Some stories never go away. The Arms Trial came back to haunt us this week on RTE's Prime Time and the debate on who shot Michael Collins will be with us always. Last week, Garret FitzGerald and John Bruton attended the launch of James Hogan; Revolutionary, Historian and Political Scientist, edited by Donnchadh O Corrain and published by Four Courts Press - writings about and by the former director of intelligence in the National Army in the Civil War. Hogan brings up another controversy: who shot Kevin O'Higgins? The then minister for justice was assassinated on his way to Mass in July 1927. Hogan writes that Dave Neligan, the double agent, told him it was the work of a small group of politicians centred on "Sean MacBride, Gilmore, Ryan and among its activists were Fitzgerald and Price . . . who were closely associated with the attempt to get a communist movement going in the IRA". Neligan said that despite McBride's alibi, "from his behaviour, they did not doubt that he knew of the impending crime and therefore was likely to have connived in it or planned it".
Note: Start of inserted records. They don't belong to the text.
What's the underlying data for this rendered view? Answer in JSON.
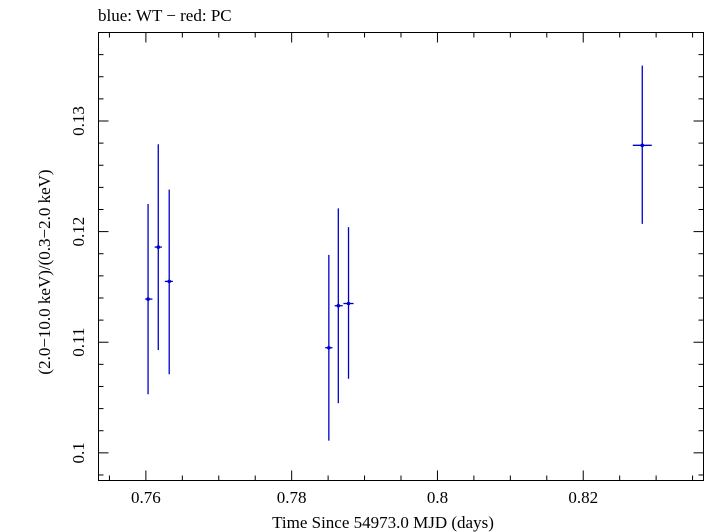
{
  "chart_data": {
    "type": "scatter",
    "title": "blue: WT − red: PC",
    "xlabel": "Time Since 54973.0 MJD (days)",
    "ylabel": "(2.0−10.0 keV)/(0.3−2.0 keV)",
    "xlim": [
      0.7535,
      0.8365
    ],
    "ylim": [
      0.0975,
      0.138
    ],
    "xticks": [
      0.76,
      0.78,
      0.8,
      0.82
    ],
    "xtick_labels": [
      "0.76",
      "0.78",
      "0.8",
      "0.82"
    ],
    "yticks": [
      0.1,
      0.11,
      0.12,
      0.13
    ],
    "ytick_labels": [
      "0.1",
      "0.11",
      "0.12",
      "0.13"
    ],
    "grid": false,
    "series": [
      {
        "color": "#0000cc",
        "points": [
          {
            "x": 0.7603,
            "y": 0.1139,
            "x_low": 0.7599,
            "x_high": 0.7609,
            "y_low": 0.1053,
            "y_high": 0.1225
          },
          {
            "x": 0.7617,
            "y": 0.1186,
            "x_low": 0.7612,
            "x_high": 0.7622,
            "y_low": 0.1093,
            "y_high": 0.1279
          },
          {
            "x": 0.7632,
            "y": 0.1155,
            "x_low": 0.7626,
            "x_high": 0.7637,
            "y_low": 0.1071,
            "y_high": 0.1238
          },
          {
            "x": 0.7851,
            "y": 0.1095,
            "x_low": 0.7846,
            "x_high": 0.7856,
            "y_low": 0.1011,
            "y_high": 0.1179
          },
          {
            "x": 0.7864,
            "y": 0.1133,
            "x_low": 0.7859,
            "x_high": 0.787,
            "y_low": 0.1045,
            "y_high": 0.1221
          },
          {
            "x": 0.7878,
            "y": 0.1135,
            "x_low": 0.7871,
            "x_high": 0.7885,
            "y_low": 0.1067,
            "y_high": 0.1204
          },
          {
            "x": 0.8281,
            "y": 0.1278,
            "x_low": 0.8268,
            "x_high": 0.8294,
            "y_low": 0.1207,
            "y_high": 0.135
          }
        ]
      }
    ]
  }
}
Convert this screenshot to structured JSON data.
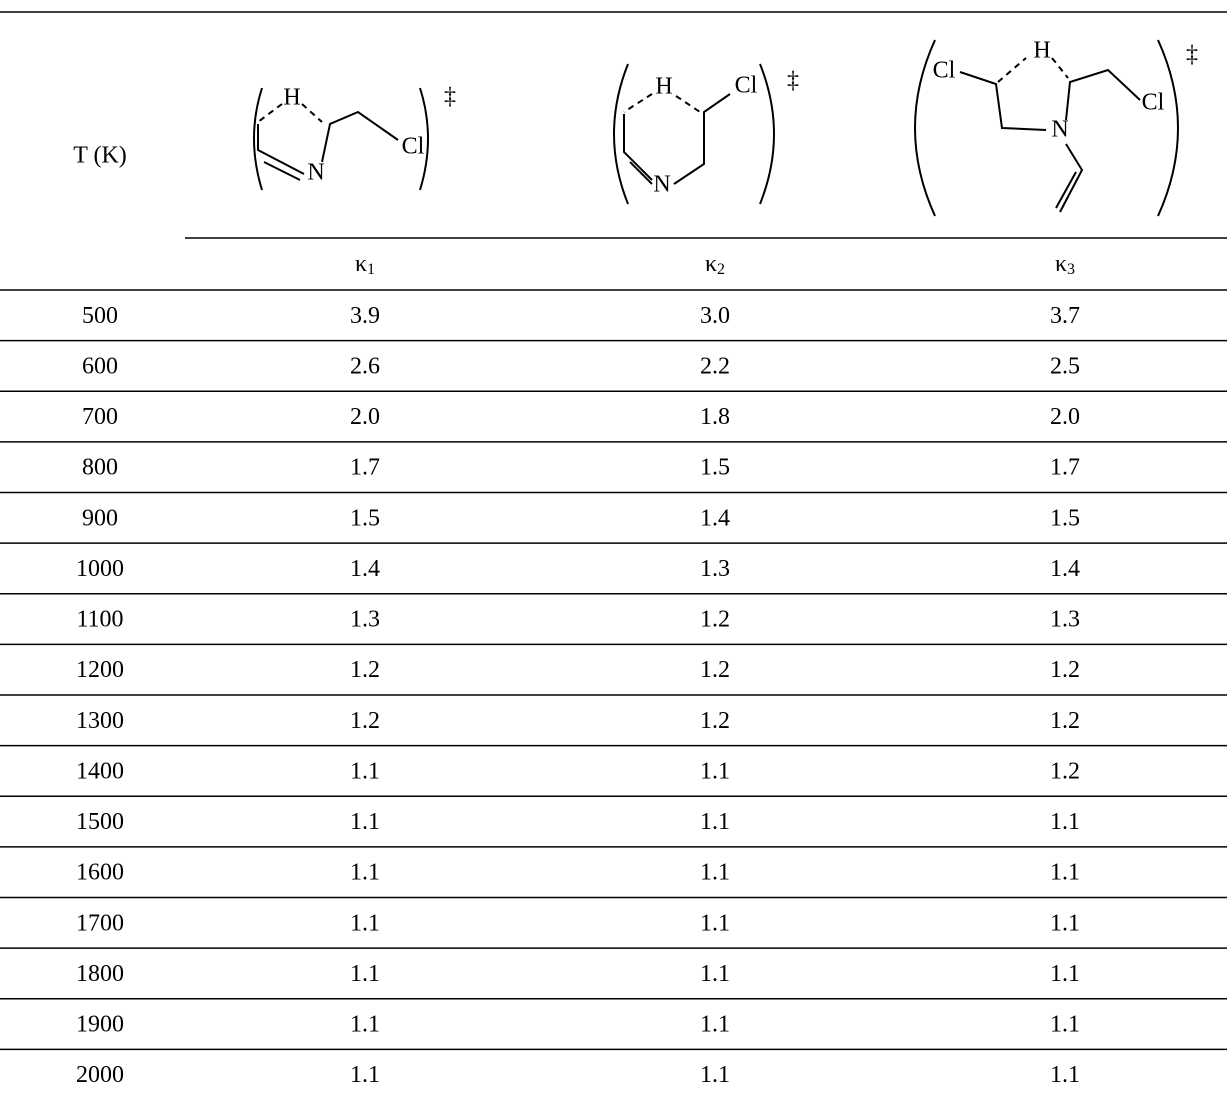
{
  "table": {
    "corner": "T (K)",
    "structures": [
      {
        "labels": [
          "H",
          "Cl",
          "N"
        ],
        "dagger": "‡"
      },
      {
        "labels": [
          "H",
          "Cl",
          "N"
        ],
        "dagger": "‡"
      },
      {
        "labels": [
          "Cl",
          "H",
          "N",
          "Cl"
        ],
        "dagger": "‡"
      }
    ],
    "columns": [
      {
        "symbol": "κ",
        "subscript": "1"
      },
      {
        "symbol": "κ",
        "subscript": "2"
      },
      {
        "symbol": "κ",
        "subscript": "3"
      }
    ],
    "rows": [
      [
        "500",
        "3.9",
        "3.0",
        "3.7"
      ],
      [
        "600",
        "2.6",
        "2.2",
        "2.5"
      ],
      [
        "700",
        "2.0",
        "1.8",
        "2.0"
      ],
      [
        "800",
        "1.7",
        "1.5",
        "1.7"
      ],
      [
        "900",
        "1.5",
        "1.4",
        "1.5"
      ],
      [
        "1000",
        "1.4",
        "1.3",
        "1.4"
      ],
      [
        "1100",
        "1.3",
        "1.2",
        "1.3"
      ],
      [
        "1200",
        "1.2",
        "1.2",
        "1.2"
      ],
      [
        "1300",
        "1.2",
        "1.2",
        "1.2"
      ],
      [
        "1400",
        "1.1",
        "1.1",
        "1.2"
      ],
      [
        "1500",
        "1.1",
        "1.1",
        "1.1"
      ],
      [
        "1600",
        "1.1",
        "1.1",
        "1.1"
      ],
      [
        "1700",
        "1.1",
        "1.1",
        "1.1"
      ],
      [
        "1800",
        "1.1",
        "1.1",
        "1.1"
      ],
      [
        "1900",
        "1.1",
        "1.1",
        "1.1"
      ],
      [
        "2000",
        "1.1",
        "1.1",
        "1.1"
      ]
    ]
  }
}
FitzGerald avoided this thorny subject and spoke instead of how Dev's arrest in Ennis in 1923, while saving him from assassination by Collins's supporters, allowed W.T. Cosgrave to develop the government. When Cosgrave was ill, O'Higgins used the 1924 army mutiny to establish himself as a man of force and was on his way to eclipising Cosgrave when he was shot.
Hogan writes that Dev emerged unscathed and untouched through the Civil War, as through previous struggles. "None of the men left had the ambition, or if they had, had the intelligence and force of character needed to take the place of either Collins, Griffith or O'Higgins. De Valera simply outlasted the others and did so by paying the strictest attention to his own self-preservation, both in the elementary physical sense and politically in the sense that he was careful not to let any really rigorous or independent minded man come to the top in his own party, surrounding himself from the first to the last with mediocrities. Loyalty to the `Chief' was the only passport to office and promotion."